The researchers observed abnormal cell proliferation and structural changes to the uteri of the rats, as well as disruptions to the expression of proteins that play a role in uterine development. These changes occurred even though there were no signs of toxicity (acute or chronic) in the rats, and no changes in their weight relative to untreated rats.
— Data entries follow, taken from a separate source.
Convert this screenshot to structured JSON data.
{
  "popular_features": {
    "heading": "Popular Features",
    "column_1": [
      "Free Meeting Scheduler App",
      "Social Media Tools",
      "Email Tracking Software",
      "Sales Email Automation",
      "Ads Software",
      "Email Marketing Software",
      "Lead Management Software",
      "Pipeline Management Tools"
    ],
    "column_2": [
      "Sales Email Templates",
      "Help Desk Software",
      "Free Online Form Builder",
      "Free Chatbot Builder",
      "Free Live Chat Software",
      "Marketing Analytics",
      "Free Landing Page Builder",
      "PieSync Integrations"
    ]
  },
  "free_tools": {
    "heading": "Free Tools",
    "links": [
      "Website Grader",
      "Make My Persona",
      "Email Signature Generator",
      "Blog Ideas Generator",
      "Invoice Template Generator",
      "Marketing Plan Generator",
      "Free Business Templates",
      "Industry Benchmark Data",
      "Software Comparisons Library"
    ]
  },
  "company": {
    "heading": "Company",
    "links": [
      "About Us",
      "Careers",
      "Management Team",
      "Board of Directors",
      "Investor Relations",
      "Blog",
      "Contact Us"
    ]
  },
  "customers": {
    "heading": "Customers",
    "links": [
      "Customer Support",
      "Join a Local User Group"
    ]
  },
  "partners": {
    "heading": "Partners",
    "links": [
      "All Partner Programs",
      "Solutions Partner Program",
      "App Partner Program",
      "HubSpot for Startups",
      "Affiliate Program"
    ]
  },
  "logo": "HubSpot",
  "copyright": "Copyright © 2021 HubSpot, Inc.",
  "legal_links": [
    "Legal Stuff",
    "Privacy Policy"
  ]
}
The findings suggest that glyphosate may harm female fertility and lead to uterine cancer, the researchers concluded.
Notably, among the effects observed were disruptions to hormonal activity (endocrine disruption), supporting growing concern that glyphosate is an endocrine disruptor. Significantly, many endocrine disruptors are more potent at very small concentrations (on the orders of parts per billion) than at the higher one typically tested by regulatory agencies.
The researchers note that they deliberately chose to use injected rather than oral glyphosate, even though oral administration is favored for pesticide and herbicide safety studies. That’s because the rats being studied were so young that they were only consuming their mothers’ milk, and there was no other way to give them the relevant doses. This decision was supported by scientists interviewed by The Ecologist; unfortunately, chemical-friendly regulators may use it as an excuse to ignore the study’s findings.
Roundup worse than glyphosate alone
Yet the new study is only one of many recent trials implicating glyphosate and Roundup in reproductive harm. Earlier this year, in a study published in Environmental Health, researchers from Kings College London found that ultra-low dose exposure to glyphosate — like humans might get from drinking water or from residue on their food — caused large-scale changes to the genome of rats. Some of these changes appear to be epigenetic — changes in gene expression that can be passed on to future generations.
The same researchers also successfully reverse-engineered the proprietary “inactive ingredients” of Roundup, and demonstrated that some of these may also have toxic effects. This is a highly significant finding, as most regulatory agencies simply presume that inactive ingredients are chemically neutral and therefore harmless.
But when it comes to Roundup, that consensus is starting to crack. Last year, an Australian study found that at levels commonly found in US and Australian drinking water, both Roundup and glyphosate alone caused endocrine disrupting effects, in part by killing off cells that produce the female hormone progesterone. That study actually found that Roundup is more toxic than glyphosate alone.
Also last year, the European Union Food Safety Authority (EFSA), while attempting to claim that glyphosate does not cause cancer, admitted that studies performed on Roundup have indeed suggested that the herbicide causes genetic damage. Thus, the EFSA said, Roundup is likely to lead to cancer.